И все же, когда мать лежала при смерти, именно Марина массировала ей ноги с лавандовым маслом. Лечила ее пролежни. Любила ее.

Бриттика и Джейн нашли поблизости закусочную и поужинали куриными бургерами и лаймовым пирогом. Потом Бриттика вернулась в свой крохотный гостиничный номер на Сорок третьей улице, с шумным кондиционером и пересушенными белыми простынями. И принялась печатать, прислонившись спиной к ламинированной спинке кровати. В одиннадцать часов вечера убрала ноутбук и выполнила несколько расслабляющих поз. Бриттика могла как угодно раскладывать кусочки жизни Абрамович, но что лежало в основе этого несокрушимого дара выносливости?

В два часа ночи молодая женщина проснулась и снова просмотрела на «Фликре» лица всех, кто сидел с Мариной начиная с девятого марта. Парень с копной черных волос, девушка с живыми зелеными глазами, женщина с россыпью веснушек. Выражения этих лиц были столь очевидны. Каждое говорило о прожитых днях, о том, как складывалась и петляла жизнь, раскрывалась и вновь закрывалась, и все эти дни оставляли на лице свой отпечаток. Бриттика увидела собственное лицо: огоньки любопытства в глазах, плотно сжатые губы. Тревога, казалось написанная на лбу большими буквами. Бриттика не хотела выглядеть встревоженной. В следующий раз ей хотелось бы улыбаться.
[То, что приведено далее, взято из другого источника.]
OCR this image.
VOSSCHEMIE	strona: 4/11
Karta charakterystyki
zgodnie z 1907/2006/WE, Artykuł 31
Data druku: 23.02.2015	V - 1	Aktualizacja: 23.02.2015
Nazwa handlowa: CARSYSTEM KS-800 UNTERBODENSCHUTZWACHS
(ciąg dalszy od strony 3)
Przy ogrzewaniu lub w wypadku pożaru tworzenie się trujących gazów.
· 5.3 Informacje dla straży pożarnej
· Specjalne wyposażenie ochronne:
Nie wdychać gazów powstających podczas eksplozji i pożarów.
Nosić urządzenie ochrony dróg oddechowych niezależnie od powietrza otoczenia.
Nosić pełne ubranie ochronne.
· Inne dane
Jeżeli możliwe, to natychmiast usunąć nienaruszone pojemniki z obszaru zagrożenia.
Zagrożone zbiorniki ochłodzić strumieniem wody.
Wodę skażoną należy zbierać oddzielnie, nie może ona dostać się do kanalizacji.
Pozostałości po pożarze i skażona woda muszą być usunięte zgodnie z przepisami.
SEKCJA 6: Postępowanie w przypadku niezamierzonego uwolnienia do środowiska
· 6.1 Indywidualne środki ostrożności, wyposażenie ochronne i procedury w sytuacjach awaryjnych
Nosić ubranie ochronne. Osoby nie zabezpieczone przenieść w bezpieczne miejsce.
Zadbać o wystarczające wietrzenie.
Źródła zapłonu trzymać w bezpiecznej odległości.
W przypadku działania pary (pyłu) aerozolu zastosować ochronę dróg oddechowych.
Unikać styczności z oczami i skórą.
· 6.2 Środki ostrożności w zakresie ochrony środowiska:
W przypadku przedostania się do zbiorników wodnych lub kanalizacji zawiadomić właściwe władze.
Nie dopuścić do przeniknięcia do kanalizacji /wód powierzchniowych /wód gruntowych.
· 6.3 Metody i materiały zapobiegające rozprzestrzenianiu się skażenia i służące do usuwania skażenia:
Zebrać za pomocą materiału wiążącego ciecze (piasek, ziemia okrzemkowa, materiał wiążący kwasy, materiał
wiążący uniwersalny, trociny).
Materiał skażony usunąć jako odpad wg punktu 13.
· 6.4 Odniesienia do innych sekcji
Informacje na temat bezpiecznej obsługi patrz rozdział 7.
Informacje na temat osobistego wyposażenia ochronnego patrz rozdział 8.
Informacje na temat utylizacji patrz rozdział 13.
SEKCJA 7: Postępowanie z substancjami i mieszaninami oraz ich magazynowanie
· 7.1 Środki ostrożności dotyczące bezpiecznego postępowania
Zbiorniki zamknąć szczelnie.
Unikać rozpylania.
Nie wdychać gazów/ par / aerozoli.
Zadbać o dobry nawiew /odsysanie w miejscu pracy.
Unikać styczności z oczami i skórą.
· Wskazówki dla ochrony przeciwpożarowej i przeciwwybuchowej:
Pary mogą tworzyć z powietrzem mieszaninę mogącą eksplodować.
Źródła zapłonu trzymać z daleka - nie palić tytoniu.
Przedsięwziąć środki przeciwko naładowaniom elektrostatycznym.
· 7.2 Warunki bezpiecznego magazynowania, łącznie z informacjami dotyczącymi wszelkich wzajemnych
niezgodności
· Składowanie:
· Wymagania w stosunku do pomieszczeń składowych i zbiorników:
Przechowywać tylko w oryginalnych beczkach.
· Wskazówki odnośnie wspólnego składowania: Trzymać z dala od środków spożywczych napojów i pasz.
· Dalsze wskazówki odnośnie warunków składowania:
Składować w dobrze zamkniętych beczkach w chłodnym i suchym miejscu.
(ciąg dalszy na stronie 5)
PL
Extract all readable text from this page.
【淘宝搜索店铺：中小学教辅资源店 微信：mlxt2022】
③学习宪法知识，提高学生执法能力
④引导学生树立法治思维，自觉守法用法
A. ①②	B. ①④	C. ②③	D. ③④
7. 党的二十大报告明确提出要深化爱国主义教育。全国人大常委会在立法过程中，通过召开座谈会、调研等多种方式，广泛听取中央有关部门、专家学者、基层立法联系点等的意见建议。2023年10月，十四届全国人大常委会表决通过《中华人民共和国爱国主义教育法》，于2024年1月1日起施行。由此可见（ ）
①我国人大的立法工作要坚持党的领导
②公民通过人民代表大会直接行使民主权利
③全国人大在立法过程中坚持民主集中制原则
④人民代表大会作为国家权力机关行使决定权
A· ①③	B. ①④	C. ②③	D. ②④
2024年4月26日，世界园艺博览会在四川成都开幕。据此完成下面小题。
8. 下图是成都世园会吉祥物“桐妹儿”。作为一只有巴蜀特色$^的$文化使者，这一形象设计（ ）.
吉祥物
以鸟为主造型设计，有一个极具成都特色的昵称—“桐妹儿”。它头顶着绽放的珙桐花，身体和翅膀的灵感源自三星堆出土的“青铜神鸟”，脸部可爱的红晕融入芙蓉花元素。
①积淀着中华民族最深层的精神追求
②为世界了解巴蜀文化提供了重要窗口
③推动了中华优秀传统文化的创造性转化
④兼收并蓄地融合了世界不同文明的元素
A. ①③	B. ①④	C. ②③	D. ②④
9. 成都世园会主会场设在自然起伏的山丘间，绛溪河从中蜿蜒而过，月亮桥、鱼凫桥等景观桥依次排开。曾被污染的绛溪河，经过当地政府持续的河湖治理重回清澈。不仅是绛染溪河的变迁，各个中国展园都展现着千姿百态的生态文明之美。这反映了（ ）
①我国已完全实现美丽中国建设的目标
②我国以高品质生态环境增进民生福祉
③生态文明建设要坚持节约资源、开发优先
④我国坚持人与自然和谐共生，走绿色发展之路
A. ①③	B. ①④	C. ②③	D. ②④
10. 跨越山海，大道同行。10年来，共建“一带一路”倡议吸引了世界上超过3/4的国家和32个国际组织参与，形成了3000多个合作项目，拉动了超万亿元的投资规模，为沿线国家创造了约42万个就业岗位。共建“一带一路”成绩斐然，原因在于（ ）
В три часа тридцать три минуты она закрыла ноутбук и выключила ночник. День бежал ей навстречу, надвигался на нее из Европы, неумолимо рвался вперед, надо поспать, пока есть возможность. Жаль, что у нее нет мелатонина. Этот перформанс отчего-то вызывает бессонницу. Интересно, где на Манхэттене ночует Марина? Принимает ли она снотворное? За весь день Абрамович не может ни вздремнуть, ни пописать, ни потянуться, ни зевнуть, ни чихнуть, ни расправить плечи, ни постучать ногой, ни почесать нос. Как она проводит ночи?

Бриттика поставила будильник на восемь утра, чтобы успеть перехватить черничный кекс, перед тем как она станет в очередь перед музеем. Наступает тридцать пятый день. Если повезет, сегодня она снова сможет сесть перед Мариной.

16

Марине четыре года, она в Белграде. История подлинная. Мне нравится думать, что это был ее первый публичный перформанс. Сыгранный перед аудиторией, состоящей всего из одного зрителя. Меня.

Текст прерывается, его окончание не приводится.